November Reading

Well, I managed to read a few books in November.  Not as many as I would have liked, but I guess something is better than nothing.

Simple Genius by David Baldacci was  a good book.  I like his stuff.The story was interesting and kept my attention.  It was complicated enough that I was kept  guessing.  I recommend it if you like  detective stories.

We heard  Brandon  Sanderson read part of his novella Legion at  Bubonicon last  August.  It is about a man who is hired to solve mysteries.
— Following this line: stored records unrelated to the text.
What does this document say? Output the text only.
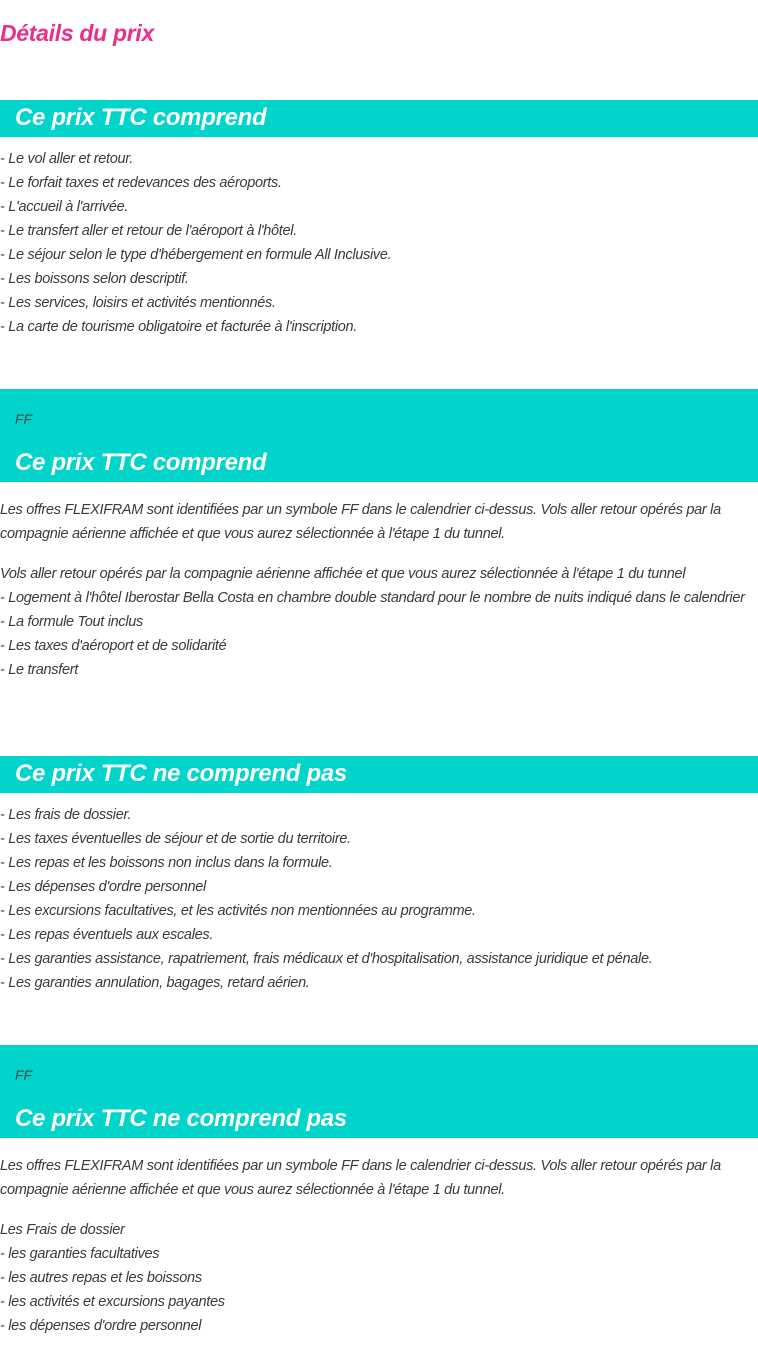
Détails du prix
Ce prix TTC comprend
- Le vol aller et retour.
- Le forfait taxes et redevances des aéroports.
- L'accueil à l'arrivée.
- Le transfert aller et retour de l'aéroport à l'hôtel.
- Le séjour selon le type d'hébergement en formule All Inclusive.
- Les boissons selon descriptif.
- Les services, loisirs et activités mentionnés.
- La carte de tourisme obligatoire et facturée à l'inscription.

FF

Ce prix TTC comprend

Les offres FLEXIFRAM sont identifiées par un symbole FF dans le calendrier ci-dessus. Vols aller retour opérés par la compagnie aérienne affichée et que vous aurez sélectionnée à l'étape 1 du tunnel.

Vols aller retour opérés par la compagnie aérienne affichée et que vous aurez sélectionnée à l'étape 1 du tunnel
- Logement à l'hôtel Iberostar Bella Costa en chambre double standard pour le nombre de nuits indiqué dans le calendrier
- La formule Tout inclus
- Les taxes d'aéroport et de solidarité
- Le transfert
Ce prix TTC ne comprend pas
- Les frais de dossier.
- Les taxes éventuelles de séjour et de sortie du territoire.
- Les repas et les boissons non inclus dans la formule.
- Les dépenses d'ordre personnel
- Les excursions facultatives, et les activités non mentionnées au programme.
- Les repas éventuels aux escales.
- Les garanties assistance, rapatriement, frais médicaux et d'hospitalisation, assistance juridique et pénale.
- Les garanties annulation, bagages, retard aérien.

FF

Ce prix TTC ne comprend pas

Les offres FLEXIFRAM sont identifiées par un symbole FF dans le calendrier ci-dessus. Vols aller retour opérés par la compagnie aérienne affichée et que vous aurez sélectionnée à l'étape 1 du tunnel.

Les Frais de dossier
- les garanties facultatives
- les autres repas et les boissons
- les activités et excursions payantes
- les dépenses d'ordre personnel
He has a unique set of assistants: his hallucinations.  It is a fun read.  I hadn´t  read anything of Sanderson´s before this, but I will definitely read more.
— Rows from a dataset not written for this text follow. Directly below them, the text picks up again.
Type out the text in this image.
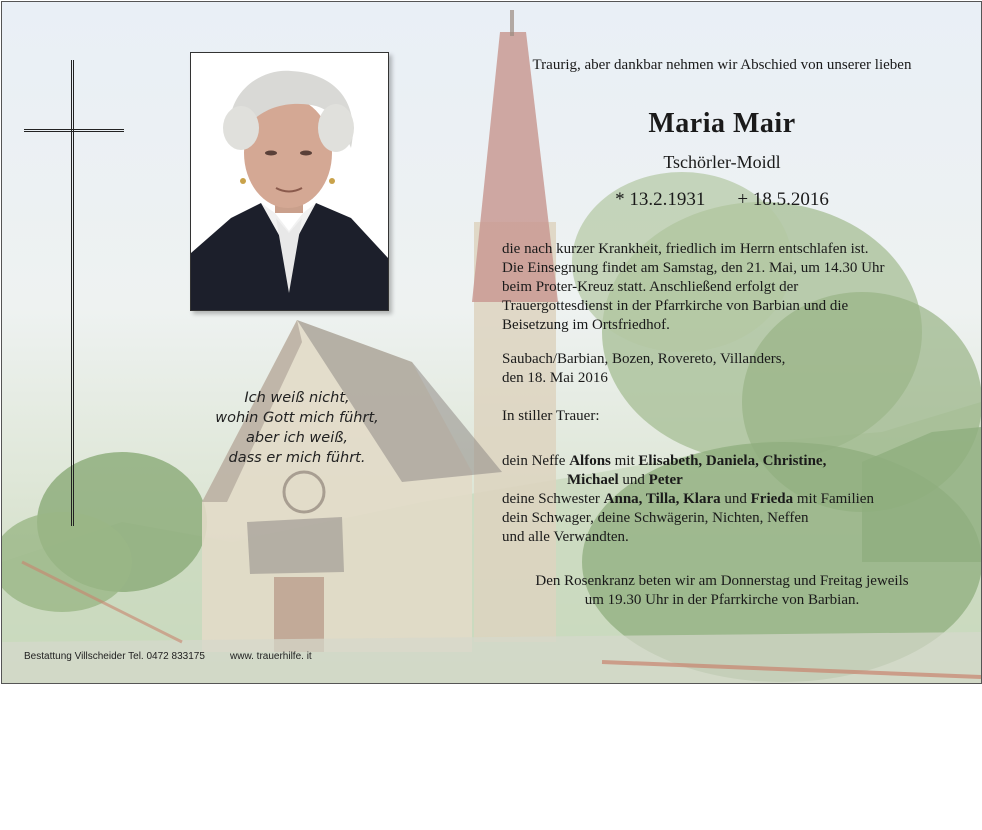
Ich weiß nicht,
wohin Gott mich führt,
aber ich weiß,
dass er mich führt.
Traurig, aber dankbar nehmen wir Abschied von unserer lieben
Maria Mair
Tschörler-Moidl
* 13.2.1931 + 18.5.2016
die nach kurzer Krankheit, friedlich im Herrn entschlafen ist.
Die Einsegnung findet am Samstag, den 21. Mai, um 14.30 Uhr
beim Proter-Kreuz statt. Anschließend erfolgt der
Trauergottesdienst in der Pfarrkirche von Barbian und die
Beisetzung im Ortsfriedhof.
Saubach/Barbian, Bozen, Rovereto, Villanders,
den 18. Mai 2016
In stiller Trauer:
dein Neffe Alfons mit Elisabeth, Daniela, Christine,
Michael und Peter
deine Schwester Anna, Tilla, Klara und Frieda mit Familien
dein Schwager, deine Schwägerin, Nichten, Neffen
und alle Verwandten.
Den Rosenkranz beten wir am Donnerstag und Freitag jeweils
um 19.30 Uhr in der Pfarrkirche von Barbian.
Bestattung Villscheider Tel. 0472 833175	www. trauerhilfe. it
Context by Cory Doctorow was more interesting to me than the book I read last month, Content.  It is another series of essays he has written.  Many of these had been published in Locus and dealt with writing science fiction.  These essays were also more recent than the ones in Content, I think.  At least they seemed more current.  I really enjoyed reading them..

The Man Who Knew Too Much by GK Chesterton was truly enjoyable.  Set in England, it features a man who frequently solves mysteries using his powers off observation.  He is bit of a Sherlock Holmes type but quite unique.  The stories are told by his friend, much in the same way Holmes stories are told by Watson. I  remember having read something by Chesterton when I was in high school, but it wasn´t this book.  This one made me want to read more..

Persuasion by Jane Austen is another of her charming stories about a young woman finding love.  It was less predictable to me than some of them have been.  I enjoyed it.

So, as you can see, I managed to read one non-fiction and two classics this month.  I read  two more current novels, though,  putting me seriously  behind in  an equal number of each.  One month to go.    Will I catch up?